Gehen wir weiter zum Begriff des Mordes. Ebenfalls laut Wikipedia eine Tat, die von der Gemeinschaft geächtet wird. Also ist der Ehrenmord eine gesellschaftlich negativ sanktionierte Tat die durch anerkannte Mitglieder der eben benannten Gesellschaft ausgeübt wird?
Ganz interessant in den Zusammenhang: der Begriff des Ehrenmordes belegte bei der Wahl zum Unwort des Jahres 2005 den zweiten Platz.
Für mich ist und bleibt Mord Mord. Da gibt es nichts ehrenhaftes dran. Egal wer ihn ausübt und mit welcher Motivation. Und wenn Männer Frauen ein selbstbestimmtes Leben absprechen, dann fehlt die Ehre schon von vornherein, auch ganz ohne sinnloses Töten.
Wer das Töten von Menschen propagiert, hat in einer freien Gesellschaft nichts verloren. Dient der der Ehrenmord der Beseitigung eines Schandfleckes auf der ach so reinen Familienweste, dann dient der Schutz vor Mördern meinem Verständnis von Freiheit und Gleichheit. Ich spreche diesen Menschen ab, jemals ein Verständnis von demokratischen Grundwerten zu entwickeln, und damit haben diese Menschen auch in meiner demokratischen Gesellschaft nichts verloren.
Abschiebung? Bin ich grundsätzlich gegen. Denn wer aus seinem Heimatland flüchtet, hat meist triftige Gründe dafür. Wer jedoch in einem Land leben möchte, in dem die Sharia gilt, dem bin ich gerne auf der Suche nach einer passenden Bleibe behilflich.

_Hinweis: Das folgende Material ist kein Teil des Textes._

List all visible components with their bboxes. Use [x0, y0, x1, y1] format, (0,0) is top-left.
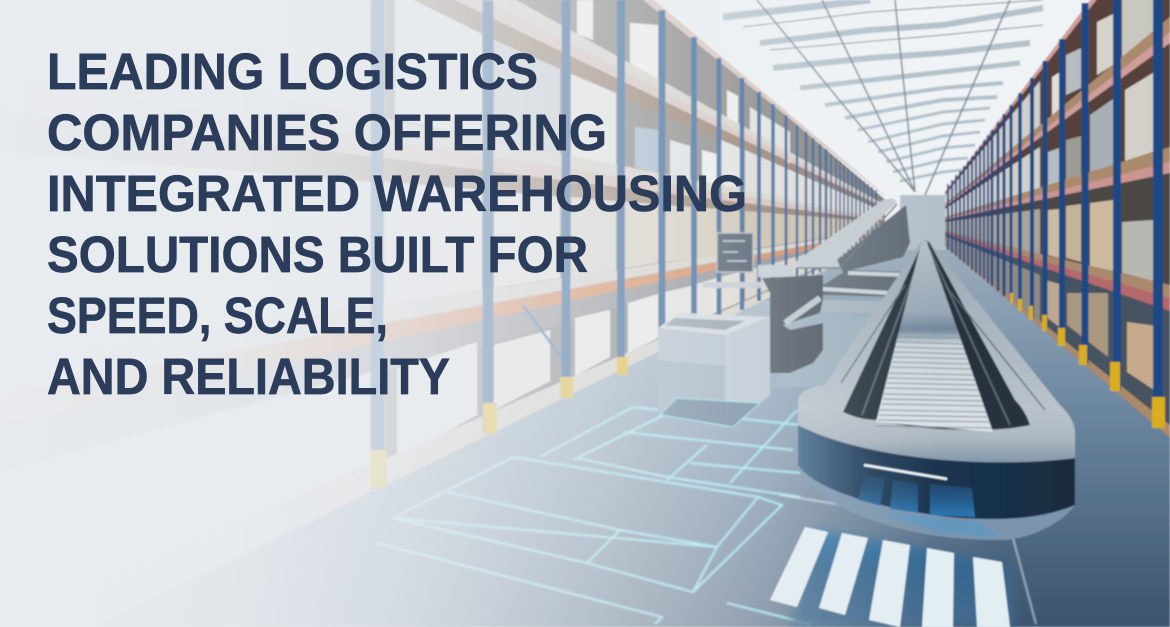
- left wall pallets: [0, 0, 885, 627]
- sorter platform light bars: [823, 273, 908, 294]
- title: COMPANIES OFFERING: [47, 104, 607, 161]
- monitor: [717, 233, 753, 272]
- cart glass floor pad: [660, 398, 760, 427]
- title: SOLUTIONS BUILT FOR: [47, 226, 588, 283]
- conveyor rollers: [876, 240, 993, 432]
- printer cart machine: [658, 313, 770, 428]
- title: SPEED, SCALE,: [47, 287, 388, 344]
- left wall beams: [0, 0, 885, 425]
- machine light bars: [758, 265, 793, 277]
- far end wall: [900, 195, 946, 250]
- title: AND RELIABILITY: [47, 348, 450, 405]
- title: LEADING LOGISTICS: [47, 43, 538, 100]
- sorting machinery: [703, 198, 920, 387]
- left wall uprights: [377, 0, 876, 489]
- floor projection grid: [377, 407, 1036, 624]
- conveyor channel rails: [862, 250, 1010, 425]
- machine dark tower: [762, 275, 823, 373]
- white floor stripes: [770, 527, 1010, 627]
- title: [47, 43, 747, 405]
- inclined conveyor ramp: [795, 198, 897, 268]
- right wall beams: [945, 0, 1170, 311]
- right shelving wall: [945, 0, 1170, 438]
- blue glow pad under stripes: [790, 530, 1015, 627]
- right wall uprights: [948, 0, 1158, 427]
- conveyor belt: [798, 240, 1075, 540]
- lower rail: [818, 300, 885, 313]
- left wall yellow post guards: [370, 341, 666, 488]
- machine diagonal chute: [785, 298, 820, 323]
- floor behind machinery: [770, 317, 870, 387]
- left wall bracing: [523, 305, 563, 360]
- upper frame behind ramp: [837, 205, 910, 272]
- floor: [0, 225, 1170, 627]
- conveyor light bar: [864, 465, 947, 479]
- conveyor dark front band: [798, 425, 1075, 519]
- ceiling with skylight grid: [722, 0, 1090, 222]
- right wall near boxes: [1045, 0, 1157, 392]
- conveyor lower base: [798, 465, 1075, 540]
- right wall pallets: [945, 17, 1170, 438]
- right wall far box strips: [945, 81, 1040, 321]
- title: INTEGRATED WAREHOUSING: [47, 165, 747, 222]
- left wall box stacks: [0, 0, 880, 627]
- sorter platform body: [823, 250, 920, 297]
- conveyor channel: [843, 242, 1030, 430]
- conveyor side slots: [841, 285, 1045, 410]
- floor light haze: [0, 300, 1000, 627]
- blue light strips: [858, 475, 975, 517]
- conveyor top housing: [798, 240, 1075, 462]
- left wall soffits: [0, 0, 885, 479]
- left shelving wall: [0, 0, 885, 627]
- right wall yellow post guards: [1010, 293, 1165, 428]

Gefängnis? Therapieresistente Straftäter müssten damit lebenslänglich (und ich meine wirklich lebenslänglich) eingebuchtet werden. Alles andere ist witzlos. Und das ganze bitte ohne Kontakt zur Außenwelt. Denn geistigen Müll kann man auch über Gefängnismauern verbreiten. Vielleicht würde sich der ein oder andere dann doch dafür entscheiden, sich in einem Land anzusiedeln, in dem er seine menschenverachtende Ideologie ausleben kann. Mein Vorschlag wäre der Iran. Dort können dann Frauenverächter und Antisemiten gerne geistigen Inzeszt betreiben.
Ansonsten sollte sich unsere Gesellschaft wieder auf die Werte berufen, für die einst die Menschen zur Revolution aufriefen.

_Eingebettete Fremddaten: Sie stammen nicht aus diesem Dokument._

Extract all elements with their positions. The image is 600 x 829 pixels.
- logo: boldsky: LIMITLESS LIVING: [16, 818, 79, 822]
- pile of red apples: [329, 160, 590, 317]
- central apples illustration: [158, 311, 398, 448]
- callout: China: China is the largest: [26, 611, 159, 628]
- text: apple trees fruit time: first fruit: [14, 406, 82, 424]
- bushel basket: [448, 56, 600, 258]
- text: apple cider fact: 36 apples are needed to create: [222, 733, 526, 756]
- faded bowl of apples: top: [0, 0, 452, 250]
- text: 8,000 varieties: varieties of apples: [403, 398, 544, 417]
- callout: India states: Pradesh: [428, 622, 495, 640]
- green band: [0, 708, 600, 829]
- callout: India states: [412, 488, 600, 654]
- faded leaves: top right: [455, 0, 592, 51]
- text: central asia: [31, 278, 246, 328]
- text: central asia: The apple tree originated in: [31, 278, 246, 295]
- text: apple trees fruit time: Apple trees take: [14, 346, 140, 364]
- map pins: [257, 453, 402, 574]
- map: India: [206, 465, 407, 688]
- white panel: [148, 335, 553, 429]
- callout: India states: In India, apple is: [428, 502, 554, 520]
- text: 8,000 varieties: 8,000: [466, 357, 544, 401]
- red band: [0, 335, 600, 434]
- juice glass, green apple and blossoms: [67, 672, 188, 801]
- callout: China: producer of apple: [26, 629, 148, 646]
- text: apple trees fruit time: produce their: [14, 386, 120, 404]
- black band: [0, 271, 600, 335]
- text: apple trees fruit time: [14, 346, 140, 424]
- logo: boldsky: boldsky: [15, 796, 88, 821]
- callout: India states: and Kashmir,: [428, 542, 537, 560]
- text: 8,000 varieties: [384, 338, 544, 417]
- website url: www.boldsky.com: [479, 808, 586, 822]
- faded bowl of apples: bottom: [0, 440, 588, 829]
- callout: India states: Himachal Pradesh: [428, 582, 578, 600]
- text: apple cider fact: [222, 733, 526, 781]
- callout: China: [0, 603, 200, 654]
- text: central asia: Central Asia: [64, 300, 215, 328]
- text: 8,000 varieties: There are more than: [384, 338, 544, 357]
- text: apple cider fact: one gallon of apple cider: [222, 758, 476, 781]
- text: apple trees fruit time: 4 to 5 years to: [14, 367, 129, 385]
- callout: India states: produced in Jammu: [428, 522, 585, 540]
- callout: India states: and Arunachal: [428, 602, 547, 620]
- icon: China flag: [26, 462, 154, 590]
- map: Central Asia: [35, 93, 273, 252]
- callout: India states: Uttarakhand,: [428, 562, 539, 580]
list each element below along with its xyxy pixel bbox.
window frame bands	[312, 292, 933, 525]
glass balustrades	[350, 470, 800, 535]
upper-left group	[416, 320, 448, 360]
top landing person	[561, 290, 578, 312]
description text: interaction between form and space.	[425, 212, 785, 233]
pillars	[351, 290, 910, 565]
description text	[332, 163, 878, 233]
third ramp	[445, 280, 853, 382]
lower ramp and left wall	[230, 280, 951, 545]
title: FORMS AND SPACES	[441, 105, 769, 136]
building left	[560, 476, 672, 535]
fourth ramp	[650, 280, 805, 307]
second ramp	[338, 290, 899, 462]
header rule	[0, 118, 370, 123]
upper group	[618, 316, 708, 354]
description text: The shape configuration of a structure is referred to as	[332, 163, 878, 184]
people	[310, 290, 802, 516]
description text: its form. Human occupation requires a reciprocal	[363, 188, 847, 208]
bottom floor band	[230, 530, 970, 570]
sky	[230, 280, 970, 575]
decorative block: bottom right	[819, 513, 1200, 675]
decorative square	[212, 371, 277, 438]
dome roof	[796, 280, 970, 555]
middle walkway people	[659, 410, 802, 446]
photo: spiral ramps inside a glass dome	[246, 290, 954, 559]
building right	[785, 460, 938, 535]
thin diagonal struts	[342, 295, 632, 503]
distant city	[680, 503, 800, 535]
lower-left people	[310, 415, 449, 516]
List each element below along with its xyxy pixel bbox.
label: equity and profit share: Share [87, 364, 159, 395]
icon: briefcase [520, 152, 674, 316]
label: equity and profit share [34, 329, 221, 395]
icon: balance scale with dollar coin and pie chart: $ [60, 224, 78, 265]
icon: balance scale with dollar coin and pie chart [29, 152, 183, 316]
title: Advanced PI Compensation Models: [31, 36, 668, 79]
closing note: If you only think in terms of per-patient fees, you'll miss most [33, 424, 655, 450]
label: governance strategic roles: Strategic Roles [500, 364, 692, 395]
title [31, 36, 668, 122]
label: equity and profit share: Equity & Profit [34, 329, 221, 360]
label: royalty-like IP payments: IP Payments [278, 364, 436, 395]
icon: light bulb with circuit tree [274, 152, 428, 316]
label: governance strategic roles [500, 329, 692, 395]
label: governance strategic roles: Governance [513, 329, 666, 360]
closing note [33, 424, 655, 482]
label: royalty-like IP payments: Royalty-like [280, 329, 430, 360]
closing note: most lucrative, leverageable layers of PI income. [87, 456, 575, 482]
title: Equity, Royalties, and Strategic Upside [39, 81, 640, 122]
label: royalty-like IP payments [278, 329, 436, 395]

Freiheit. Gleichheit. Brüderlichkeit.
Frei zu sein, zu denken, zu sagen, zu schreiben, zu tun, was ich möchte. Ohne meine Mitmenschen in ihren Freiheiten einzuschränken.
Gleich zu sein, in allen meinen Bedürfnissen und Rechten.
Brüderlichkeit? Na ja, klingt etwas abgeschmackt für den heutigen Sprachgebrauch und fasst für mich obiges nur nochmal zusammen.
Ehrenmord? Ich könnte kotzen!
Wobei ja nicht nur Migrantenfamilien Ehrenmorde verüben. Es gibt genug Straftaten, wo Männer ihre Frauen erstechen, weil die fremd gingen, oder sie verlassen haben, etc. Die Hintergründe sind da oft sehr ähnlich.
Die Hintergründe mögen zwar ähnlich sein. Aber bei einem “Mord aus Leidenschaft” steht meistens die Affekttat im Vordergrund und die Täter begehen diese Tat i.d.R. alleine und ungeplant. Im Gegensatz zum sog. “Ehrenmord”.
Ehrenmorde gibt es in westlichen Kulturkreisen normalerweise nur in mafia- oder gangähnlichen Strukturen. Da steht dann auch wieder der Schutz und die Ehre der Familie/ Gang im Vordergrund. Und diese Taten sind dann auch geplant.
Was übrigens immer gleich bleibt, ist der überaus hohe Anteil an Männern Sowohl bei der Planung als auch bei der Durchführung. Was dazu passt, ist die Tasache, das diese Taten hauptsächlich dort stattfinden, wo das Patriarchat regiert. Sei es nun als Staatsführung, Familienoberhaupt oder was auch immer.
Oberflächlich mag es gleich ausschauen, wenn ein deutscher Familienvater seine fremdgehende Frau ersticht, und dies das türkische Pendant ebenfalls macht. Allerdings bezweifel ich, dass in einer deutschen Familie (ohne Migrantenhintergrund) erst der Familienrat tagt, bevor gemeinschaftlich beschlossen wird, die Tochter des Hauses umzubringen, weil diese einen Mann aus einem anderen Kulturkreis/ Glaubens o.ä. geheiratet hat.
Und zum Abschluss: mir ist es völlig egal, ob ein deutscher Skinhead einen Farbigen ins Koma prügelt oder eine türkische Familie das Todesurteil über ein Familienmitglied fällt. Ich finde beides zum Kotzen.